Microsoft layoffs coming soon, analyst says
Announcement of layoffs ranging between 5 percent and 10 percent expected this month when the company reports its fiscal quarter.
When Microsoft releases earnings on July 22, the company likely will announce layoffs that range between 5 percent and 10 percent of employee head count, according to Nomura Securities analyst Rick Sherlund.
Microsoft hasn't talked in detail about future staff reductions, but the rumor has been around for weeks. Separately, CEO Satya Nadella appeared to tease at the news -- and more -- when he published a wide-ranging 3,100-word post on Thursday with a clear, between-the-lines message: Big changes are on the way.
The expected staff reductions are especially likely to impact the roughly 25,000 employees who Microsoft added to the payroll when it closed its deal to buy Nokia's phone business for $7.2 billion in April.
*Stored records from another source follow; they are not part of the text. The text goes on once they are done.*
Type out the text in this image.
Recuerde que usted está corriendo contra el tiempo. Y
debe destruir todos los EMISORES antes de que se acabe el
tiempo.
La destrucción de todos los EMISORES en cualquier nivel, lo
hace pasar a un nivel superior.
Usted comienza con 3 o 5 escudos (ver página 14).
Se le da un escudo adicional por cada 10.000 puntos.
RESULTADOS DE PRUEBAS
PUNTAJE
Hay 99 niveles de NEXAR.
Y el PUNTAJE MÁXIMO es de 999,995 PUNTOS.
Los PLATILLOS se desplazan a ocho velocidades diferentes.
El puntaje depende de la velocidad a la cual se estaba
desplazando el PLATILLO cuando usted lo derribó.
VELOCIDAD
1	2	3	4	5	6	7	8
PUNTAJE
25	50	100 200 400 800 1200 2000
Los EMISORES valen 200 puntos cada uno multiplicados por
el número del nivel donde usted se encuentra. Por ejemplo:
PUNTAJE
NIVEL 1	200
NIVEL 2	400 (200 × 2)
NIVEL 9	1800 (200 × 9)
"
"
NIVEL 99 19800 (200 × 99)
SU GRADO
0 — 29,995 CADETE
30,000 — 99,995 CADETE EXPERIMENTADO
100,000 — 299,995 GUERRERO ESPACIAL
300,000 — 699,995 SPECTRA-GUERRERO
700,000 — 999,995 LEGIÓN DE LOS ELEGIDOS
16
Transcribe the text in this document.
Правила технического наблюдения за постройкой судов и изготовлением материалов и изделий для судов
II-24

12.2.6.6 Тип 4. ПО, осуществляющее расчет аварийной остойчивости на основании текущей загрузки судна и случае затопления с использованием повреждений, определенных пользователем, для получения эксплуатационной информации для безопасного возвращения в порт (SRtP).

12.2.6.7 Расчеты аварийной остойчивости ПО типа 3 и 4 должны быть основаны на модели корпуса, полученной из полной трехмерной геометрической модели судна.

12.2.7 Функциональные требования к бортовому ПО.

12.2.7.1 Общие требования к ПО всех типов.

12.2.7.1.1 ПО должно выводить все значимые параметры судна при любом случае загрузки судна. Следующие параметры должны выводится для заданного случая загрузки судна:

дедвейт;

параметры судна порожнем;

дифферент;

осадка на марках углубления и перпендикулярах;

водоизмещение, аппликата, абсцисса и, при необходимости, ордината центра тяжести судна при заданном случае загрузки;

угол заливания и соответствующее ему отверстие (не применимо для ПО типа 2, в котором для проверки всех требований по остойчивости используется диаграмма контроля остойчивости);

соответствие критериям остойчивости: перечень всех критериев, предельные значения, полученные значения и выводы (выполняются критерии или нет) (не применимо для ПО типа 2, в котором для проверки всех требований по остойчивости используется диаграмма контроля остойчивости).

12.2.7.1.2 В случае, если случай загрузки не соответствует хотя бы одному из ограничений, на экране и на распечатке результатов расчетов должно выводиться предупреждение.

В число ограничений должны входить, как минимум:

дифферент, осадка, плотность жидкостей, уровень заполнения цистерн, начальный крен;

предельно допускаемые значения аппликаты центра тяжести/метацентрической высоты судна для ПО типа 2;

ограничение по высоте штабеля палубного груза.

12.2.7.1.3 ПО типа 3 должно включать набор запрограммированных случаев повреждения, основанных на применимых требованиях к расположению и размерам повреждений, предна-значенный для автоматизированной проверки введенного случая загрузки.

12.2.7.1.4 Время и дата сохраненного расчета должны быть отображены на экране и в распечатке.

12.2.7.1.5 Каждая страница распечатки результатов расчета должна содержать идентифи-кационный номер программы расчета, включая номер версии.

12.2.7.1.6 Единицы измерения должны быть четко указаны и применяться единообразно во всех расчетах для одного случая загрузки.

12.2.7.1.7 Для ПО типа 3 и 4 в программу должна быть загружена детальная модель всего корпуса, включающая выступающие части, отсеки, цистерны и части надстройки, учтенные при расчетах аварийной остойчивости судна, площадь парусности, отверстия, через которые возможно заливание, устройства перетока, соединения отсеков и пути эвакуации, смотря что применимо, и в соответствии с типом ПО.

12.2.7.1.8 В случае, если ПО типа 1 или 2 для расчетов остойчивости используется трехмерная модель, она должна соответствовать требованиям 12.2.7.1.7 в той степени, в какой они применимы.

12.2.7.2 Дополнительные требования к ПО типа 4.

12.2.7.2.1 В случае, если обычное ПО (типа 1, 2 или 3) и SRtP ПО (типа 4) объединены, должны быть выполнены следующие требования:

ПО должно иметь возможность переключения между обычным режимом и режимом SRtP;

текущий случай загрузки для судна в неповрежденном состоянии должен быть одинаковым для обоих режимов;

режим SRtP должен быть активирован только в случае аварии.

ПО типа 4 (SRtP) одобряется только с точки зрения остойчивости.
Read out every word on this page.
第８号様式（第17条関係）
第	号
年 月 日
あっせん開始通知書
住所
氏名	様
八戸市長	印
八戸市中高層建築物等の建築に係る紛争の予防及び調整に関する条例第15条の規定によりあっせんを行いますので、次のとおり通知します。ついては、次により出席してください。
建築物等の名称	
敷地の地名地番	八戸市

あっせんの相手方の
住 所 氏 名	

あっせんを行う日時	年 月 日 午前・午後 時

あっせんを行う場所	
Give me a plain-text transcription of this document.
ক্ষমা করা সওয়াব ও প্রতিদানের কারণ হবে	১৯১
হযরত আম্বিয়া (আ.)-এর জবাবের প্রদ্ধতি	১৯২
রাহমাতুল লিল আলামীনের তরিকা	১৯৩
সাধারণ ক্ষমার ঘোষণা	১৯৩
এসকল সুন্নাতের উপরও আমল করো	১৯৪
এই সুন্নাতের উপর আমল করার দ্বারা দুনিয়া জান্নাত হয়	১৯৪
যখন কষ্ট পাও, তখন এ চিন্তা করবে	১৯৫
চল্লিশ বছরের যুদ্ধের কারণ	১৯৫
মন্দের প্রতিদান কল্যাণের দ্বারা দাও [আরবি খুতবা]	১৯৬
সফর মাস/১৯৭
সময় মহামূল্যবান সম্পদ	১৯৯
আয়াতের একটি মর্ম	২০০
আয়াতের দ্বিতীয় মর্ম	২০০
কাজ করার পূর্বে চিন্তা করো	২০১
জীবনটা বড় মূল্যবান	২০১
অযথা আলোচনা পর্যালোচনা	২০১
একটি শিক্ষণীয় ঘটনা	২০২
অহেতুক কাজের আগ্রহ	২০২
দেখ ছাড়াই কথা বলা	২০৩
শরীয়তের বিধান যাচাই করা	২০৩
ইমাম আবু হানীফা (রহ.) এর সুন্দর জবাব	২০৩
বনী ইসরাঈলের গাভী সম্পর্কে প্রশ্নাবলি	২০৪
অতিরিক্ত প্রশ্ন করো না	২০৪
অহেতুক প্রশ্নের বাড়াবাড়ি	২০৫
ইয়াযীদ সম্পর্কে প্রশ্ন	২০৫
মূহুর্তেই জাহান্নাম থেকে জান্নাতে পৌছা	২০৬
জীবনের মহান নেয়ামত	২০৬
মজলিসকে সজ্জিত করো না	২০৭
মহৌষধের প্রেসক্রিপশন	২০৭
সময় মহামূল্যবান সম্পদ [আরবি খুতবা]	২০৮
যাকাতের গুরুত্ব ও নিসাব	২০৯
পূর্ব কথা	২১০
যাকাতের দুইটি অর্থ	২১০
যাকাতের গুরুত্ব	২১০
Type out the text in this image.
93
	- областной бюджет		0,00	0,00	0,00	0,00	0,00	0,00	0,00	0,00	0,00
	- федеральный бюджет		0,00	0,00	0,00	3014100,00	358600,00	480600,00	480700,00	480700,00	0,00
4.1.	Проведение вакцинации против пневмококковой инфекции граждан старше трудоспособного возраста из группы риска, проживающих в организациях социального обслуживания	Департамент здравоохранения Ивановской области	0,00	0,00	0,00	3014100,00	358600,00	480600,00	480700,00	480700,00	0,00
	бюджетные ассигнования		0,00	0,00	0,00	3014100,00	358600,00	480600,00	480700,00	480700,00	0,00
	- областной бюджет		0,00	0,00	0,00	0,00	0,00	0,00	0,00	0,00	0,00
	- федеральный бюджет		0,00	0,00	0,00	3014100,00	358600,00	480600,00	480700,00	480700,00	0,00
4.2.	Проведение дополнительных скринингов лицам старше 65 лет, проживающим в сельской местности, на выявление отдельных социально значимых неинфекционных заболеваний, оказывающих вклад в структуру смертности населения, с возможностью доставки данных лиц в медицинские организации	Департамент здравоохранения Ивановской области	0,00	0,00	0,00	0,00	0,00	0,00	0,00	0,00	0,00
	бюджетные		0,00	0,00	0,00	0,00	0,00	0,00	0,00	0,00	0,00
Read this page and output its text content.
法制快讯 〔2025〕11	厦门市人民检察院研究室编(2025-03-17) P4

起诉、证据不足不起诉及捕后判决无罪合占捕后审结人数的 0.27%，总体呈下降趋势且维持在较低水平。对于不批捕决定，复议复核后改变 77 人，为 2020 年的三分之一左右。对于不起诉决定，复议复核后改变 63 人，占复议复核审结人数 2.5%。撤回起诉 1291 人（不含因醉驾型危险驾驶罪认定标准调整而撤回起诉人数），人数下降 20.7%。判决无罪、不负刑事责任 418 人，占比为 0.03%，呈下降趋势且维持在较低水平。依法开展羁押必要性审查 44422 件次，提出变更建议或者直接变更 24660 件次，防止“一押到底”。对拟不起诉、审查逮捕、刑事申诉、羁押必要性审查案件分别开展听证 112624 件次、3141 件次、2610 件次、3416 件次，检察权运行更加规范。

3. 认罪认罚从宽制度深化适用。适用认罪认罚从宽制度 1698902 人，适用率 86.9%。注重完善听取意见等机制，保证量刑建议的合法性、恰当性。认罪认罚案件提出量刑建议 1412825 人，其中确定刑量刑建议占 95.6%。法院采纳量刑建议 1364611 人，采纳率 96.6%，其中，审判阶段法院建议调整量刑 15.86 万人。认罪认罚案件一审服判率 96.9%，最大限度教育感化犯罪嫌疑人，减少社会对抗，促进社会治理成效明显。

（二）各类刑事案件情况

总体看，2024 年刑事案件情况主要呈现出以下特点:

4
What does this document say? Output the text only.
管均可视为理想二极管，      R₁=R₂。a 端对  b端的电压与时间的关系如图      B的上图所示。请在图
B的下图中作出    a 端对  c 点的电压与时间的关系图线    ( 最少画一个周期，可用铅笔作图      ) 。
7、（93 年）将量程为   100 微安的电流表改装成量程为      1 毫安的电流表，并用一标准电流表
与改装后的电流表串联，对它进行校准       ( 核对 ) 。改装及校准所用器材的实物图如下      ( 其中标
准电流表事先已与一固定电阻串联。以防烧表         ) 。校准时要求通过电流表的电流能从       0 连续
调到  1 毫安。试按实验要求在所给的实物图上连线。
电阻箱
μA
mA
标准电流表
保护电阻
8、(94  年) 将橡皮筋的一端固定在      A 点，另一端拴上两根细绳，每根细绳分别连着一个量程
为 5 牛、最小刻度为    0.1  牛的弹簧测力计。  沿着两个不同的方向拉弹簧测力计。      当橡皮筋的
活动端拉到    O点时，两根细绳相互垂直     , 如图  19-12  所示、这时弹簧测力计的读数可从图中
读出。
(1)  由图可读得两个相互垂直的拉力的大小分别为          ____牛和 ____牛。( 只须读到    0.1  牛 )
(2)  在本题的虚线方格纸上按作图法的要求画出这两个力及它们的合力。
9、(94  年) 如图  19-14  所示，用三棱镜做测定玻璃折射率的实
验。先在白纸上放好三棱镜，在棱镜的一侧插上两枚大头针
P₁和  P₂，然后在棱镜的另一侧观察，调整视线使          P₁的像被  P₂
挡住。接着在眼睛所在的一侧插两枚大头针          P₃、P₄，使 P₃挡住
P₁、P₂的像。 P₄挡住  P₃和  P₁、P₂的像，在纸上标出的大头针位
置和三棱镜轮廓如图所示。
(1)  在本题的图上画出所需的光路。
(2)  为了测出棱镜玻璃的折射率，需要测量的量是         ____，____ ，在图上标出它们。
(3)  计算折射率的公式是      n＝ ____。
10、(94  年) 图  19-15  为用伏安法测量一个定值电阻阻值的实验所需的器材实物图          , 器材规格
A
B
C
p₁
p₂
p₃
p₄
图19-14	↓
In the memo he sent to Microsoft employees, Nadella kept the spotlight on what essentially was a call to arms to restore innovation at the company and speed up the decision-making process. And in a follow-up interview with CNET News.com, he expressed satisfaction with the way that Microsoft employees have received his message to date. But as he approaches the six-month point in his tenure as CEO, Nadella's no longer the "new" boss at Microsoft. This is now his company, and he intends to make that clear -- starting soon.
"We viewed his letter yesterday to employees as putting everyone on notice that he wants to make organizational changes to reduce layers of management, fix accountability, stimulate innovation and implement organizational changes," wrote Sherlund, a veteran Microsoft watcher.
He estimates that Microsoft could eliminate about $1 billion in costs through a 25 percent reduction in the Nokia business.
In his missive, Nadella promised a more nimble Microsoft and said he intended to "streamline the engineering process and reduce the amount of time and energy it takes to get things done. You can expect to have fewer processes but more focused and measurable outcomes. You will see fewer people get involved in decisions and more emphasis on accountability."
Microsoft declined to comment on Sherlund's report.
Update, 1:30 p.m. PT: Adds Microsoft declining to comment.